You’ll find that workers compensation claim reserving practices and insurance company management of reserves make a big impact on future insurance company performance. Sometimes to the tune of being “no longer in business!” Let’s take a look at how claim reserving practices may affect your ability to secure workers compensation in the years to come.
Early this year, and last, we saw the effects of adverse reserving practices in action. The collapse of Tower Group International Ltd, a diverse insurer providing a rounded book of insurance products to the market place, may have been a surprise for some. However with a loss in excess of 80% of their stock value within a very short period of time leading to a hectic forced sale, they may well be the best example in a long time of how insurance companies get in trouble. You’ll also find that SeaBright Holdings Inc., another insurer, was sold in 2013 due to mounting problems related to reserving practices and required reserve changes. Another insurer, Meadowbrook, likewise saw an approximate 35% drop in stock value due to multi reserve charges. If you read the specifics about these cases, and there’s been plenty of folks write about them, you’ll find one of the major culprits was adverse reserving practices.
Reserves are money set aside by an insurance company to pay current and future claims. It works like this, an insurance company charges a premium for a policy. Part of that premium goes to pay losses and part goes to pay expenses, including insurance company operating expenses and profit. In the world of insurance workers compensation claims are commonly referred to as long tail claims. This is because the ultimate value of a workers compensation claim reaches far out into the future from the date the claim happened. A worker who’s injured on the job today may incur many additional medical expenses over the life of the recovery period which may take several years. Workers compensation claims are unlike typical property claims where the value of the lost property is a known fact at the beginning of the claim process. So an insurance company must plan for and secure their ability to pay their future obligation to the injured worker. This is accomplished through the practice of claim reserving and is the basic concept for claim reserves.
There’s another often unmentioned side of claim reserves, the effect reserving practices have on an insurance companies financial picture. Think of insurance company reserves as a pile of money sitting over there in the corner of the room with each dollar ear marked to a specific claim, waiting to be called on sometime in the future to stand up and pay a medical bill or lost wages for the injured worker to which they are assigned. Keep in mind these dollars are set aside for the specific purpose to pay future losses.
Wouldn’t it be tempting to take a dollar or two out of that pile? What harm could it cause? It usually turns out to be thinking like this that causes an insurance company to begin to look upon its reserves as a pile of money that they should be able to use, right? Doesn’t this happen with some frequency in politics? Where a politician uses money set aside to support a certain program for another more personal reason. How about to shore up a states fiscal status. Happens. Sorry, back to insurance. So it’s not unusual for insurance company reserves to be millions of dollars held back for future claim payments.

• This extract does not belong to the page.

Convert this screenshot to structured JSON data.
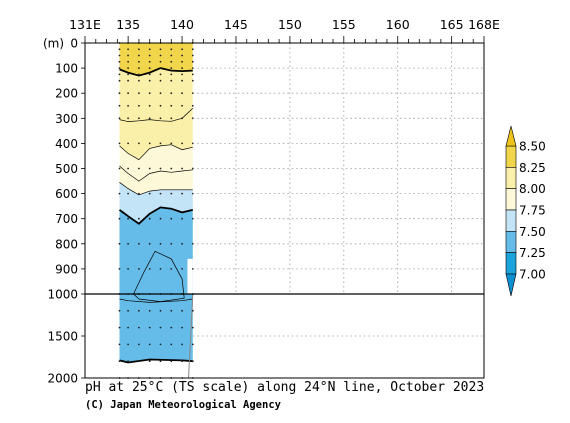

Recent news indicates that over a five-year period of time claim reserve releases by property and casualty insurance companies have made up nearly a third of their operating income. A significant number. Insurance carriers continue to rely on reserve releases to support and shore up their financial earnings.
A delicate balance of rate increases, underwriting profits and reduction of losses will continue to play into the workers compensation financial melting pot. And for a line of insurance that has produced an underwriting profit in only one out of the past fifteen years workers compensation will continue to be an elusive line of business for property and casualty insurance carriers seeking to make an actual profit on what they do.
Reserving practices, the need to show financial growth and profitability, rate and loss cost adjustments and reduction in exposure base (payroll) due to economic fluctuation are all part of the tight rope walk an insurance company must make to stay out of trouble!
Hope this helps you out and thanks for reading!